When I lived in Prince Rupert, BC a few years ago, I was quite surprised at the sense of community that was evident in what was really quite a small city. For a town that had lost over half of its population within the span of a decade, those that remained had developed a real sense of togetherness, almost like people pulling together in the face of adversity. And much of that camaraderie came about through a lot of very silly fun.
One perfect example was a contest called “The Quick and the Daring”. I was playing around with old Facebook albums last night, and stumbled across a bunch of photos I took from one such contest, and the story is worth sharing here.
Possibly the greatest sport/competition/game known to man, the Quick and the Daring involves building a two-man canoe/boat/raft/
Do try not to sink, hm?
This is how it all begins. A local hardware store gives you a pile of plywood, some nails, some screws, some caulking, and some glue. You have four hours to build a serviceable boat for two people.
As time went on, it seemed like this gradually became the popular choice. A flat-bottomed canoe with simple points at either end.
“It’s a boat. Really. I just have to remove the extra pieces.”
This team appeared to get a bit of a later start than some of the others. They were also the only all-female team.
If you look in the background, there is a rather boxy craft taking shape. This was the galleon, complete with multiple masts and a large quarterdeck. No cannons, however.
A canoe taking shape… much faster than we expected, to be honest.
This team decided to use very shallow gunwales. We suspected this meant they would sink. They assured us they would not… and then proceeded to double check that quite rigorously.
“Keith the Great”. This was the all-female team, who appeared to get joined just prior to completing their… boat… bathtub… whatever… by someone named Keith.
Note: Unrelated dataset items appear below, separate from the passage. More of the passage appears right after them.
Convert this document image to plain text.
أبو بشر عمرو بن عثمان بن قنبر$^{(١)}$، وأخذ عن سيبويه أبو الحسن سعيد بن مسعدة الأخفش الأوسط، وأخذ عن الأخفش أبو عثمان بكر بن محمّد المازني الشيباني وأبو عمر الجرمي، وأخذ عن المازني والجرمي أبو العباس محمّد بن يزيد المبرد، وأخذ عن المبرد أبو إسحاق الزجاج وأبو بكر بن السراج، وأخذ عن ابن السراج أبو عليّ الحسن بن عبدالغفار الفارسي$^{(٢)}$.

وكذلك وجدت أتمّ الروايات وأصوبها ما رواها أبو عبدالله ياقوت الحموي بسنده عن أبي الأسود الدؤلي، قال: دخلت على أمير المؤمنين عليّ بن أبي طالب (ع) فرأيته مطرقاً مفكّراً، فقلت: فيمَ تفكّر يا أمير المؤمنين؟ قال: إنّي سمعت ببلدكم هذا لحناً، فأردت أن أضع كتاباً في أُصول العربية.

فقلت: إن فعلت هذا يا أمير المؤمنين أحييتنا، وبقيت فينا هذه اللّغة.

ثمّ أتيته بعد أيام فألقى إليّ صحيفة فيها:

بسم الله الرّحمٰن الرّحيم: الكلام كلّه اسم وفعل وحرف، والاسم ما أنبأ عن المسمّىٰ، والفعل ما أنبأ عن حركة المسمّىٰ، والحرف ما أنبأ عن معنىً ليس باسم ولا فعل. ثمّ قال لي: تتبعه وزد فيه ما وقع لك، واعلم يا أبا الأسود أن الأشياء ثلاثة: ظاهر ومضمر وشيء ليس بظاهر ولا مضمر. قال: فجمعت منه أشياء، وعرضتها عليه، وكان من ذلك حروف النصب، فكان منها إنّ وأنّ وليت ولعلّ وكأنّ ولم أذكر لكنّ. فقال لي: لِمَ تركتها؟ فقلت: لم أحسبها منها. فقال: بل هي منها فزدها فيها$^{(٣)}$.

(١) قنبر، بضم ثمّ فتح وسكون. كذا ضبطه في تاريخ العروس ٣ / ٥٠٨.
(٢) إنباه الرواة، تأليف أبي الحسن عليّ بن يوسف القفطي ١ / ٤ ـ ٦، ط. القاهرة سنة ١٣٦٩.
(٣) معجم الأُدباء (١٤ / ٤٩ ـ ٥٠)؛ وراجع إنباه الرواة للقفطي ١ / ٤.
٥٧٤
I believe the only significant contribution he made to the boat was painting the name on the side.
I believe this was the point where the team said, “There! We’re done!”
And then someone else said, “So, you’ve caulked everything to make sure it’s watertight?”
“Wait… we’re allowed to use caulking?”
The boat in the middle was a more traditional row-boat style. Seems like a good idea… until you think that this is a race. Dragon-boat teams use things that look like canoes, not row-boats.
Beside that, you can see the galleon taking shape. One of the masts appears to be up and secured.
This team had completed their boat in about an hour. They were so supremely confident in their design and construction that they went to the pub while everyone else continued working.
The father-son team in the foreground did a nice job, and created a good-looking craft… however they seemed to have little or no confidence in their design. The last hour or so of their build seemed to consist of adding little pieces of wood and screwing things into other things. And a lot of time spent on caulking. Perhaps they know how cold the water is?
Very nice. The only team to not use a flat-bottomed boat. They seemed to know what they were doing.
“Seemed” being the operative word.
Race day! And they’re off! The course is in a sort of “A” shape. There is a marker at the top you must round, head to the wharf in the foreground, then return. The canoes are on their way back. The rowboat is making good progress, just not as quickly.
The galleon has already lost its masts and quarterdeck, and has not made the first marker buoy.
Surprisingly, the impressive-looking canoe without the flat bottom was not as fast as some of the flat-bottomed boats. Not what I expected.
Perhaps the biggest difference was not the speeds, but the level of effort involved. Some teams were paddling furiously, while others glided past them like they were on vacation. Still others spent most of their time sinking.
Team Keith The Great, sans Keith. Not fast, but persistent. Everyone else was done, they were still going, and the crowd was cheering their heads off for them.
I BELIEVE the team on the left is the Galleon.
They realized quickly that their craft was not going to be fast enough, stable enough, or secure enough to make it through the whole course.
But dammit, it was battle-ready-enough!
So they assumed a position just behind the pontoon marker and tried to ram and/or board any other team that came near them.
And in this, they failed as well.
A close race in the next heat. It was at this point that the pointy-bottomed canoe seemed to suddenly make sense. Their strategy was to close in on their opponent, and poke them in the stern.
My, that sounds dirty.
Basically, on a flat bottomed boat, it doesn’t take much to spin them out of control. So they’d spin them and continue past.
Dirty, but brilliant.
Turns out these guys were right; the gunwales weren’t too shallow. The only problem was that the bottom leaked.
“Don’t slow down, just ram them!”
In the background you can see a dragon-boat team coming to join in on the fun.
Amazingly, one team calling themselves “Team France” (not sure any of them were actually French) was actually still faster than the dragon-boat.
The dragon-boat gave up, humbled by the awesomeness of the Quick and the Daring.
The rowboat, continuing on like troopers. They may not be fast, but they sure are slow!
All-in-all, a fantastically entertaining event, and the classic example of nerds in action, and the kinds of bizarre entertainment that can only happen in a small town with a good sense of humour.
Now, we know that Prince Rupert isn’t unique in its strange hobbies and weird rituals. So the obvious question is, what awesome nerdy traditions make your town unique and special?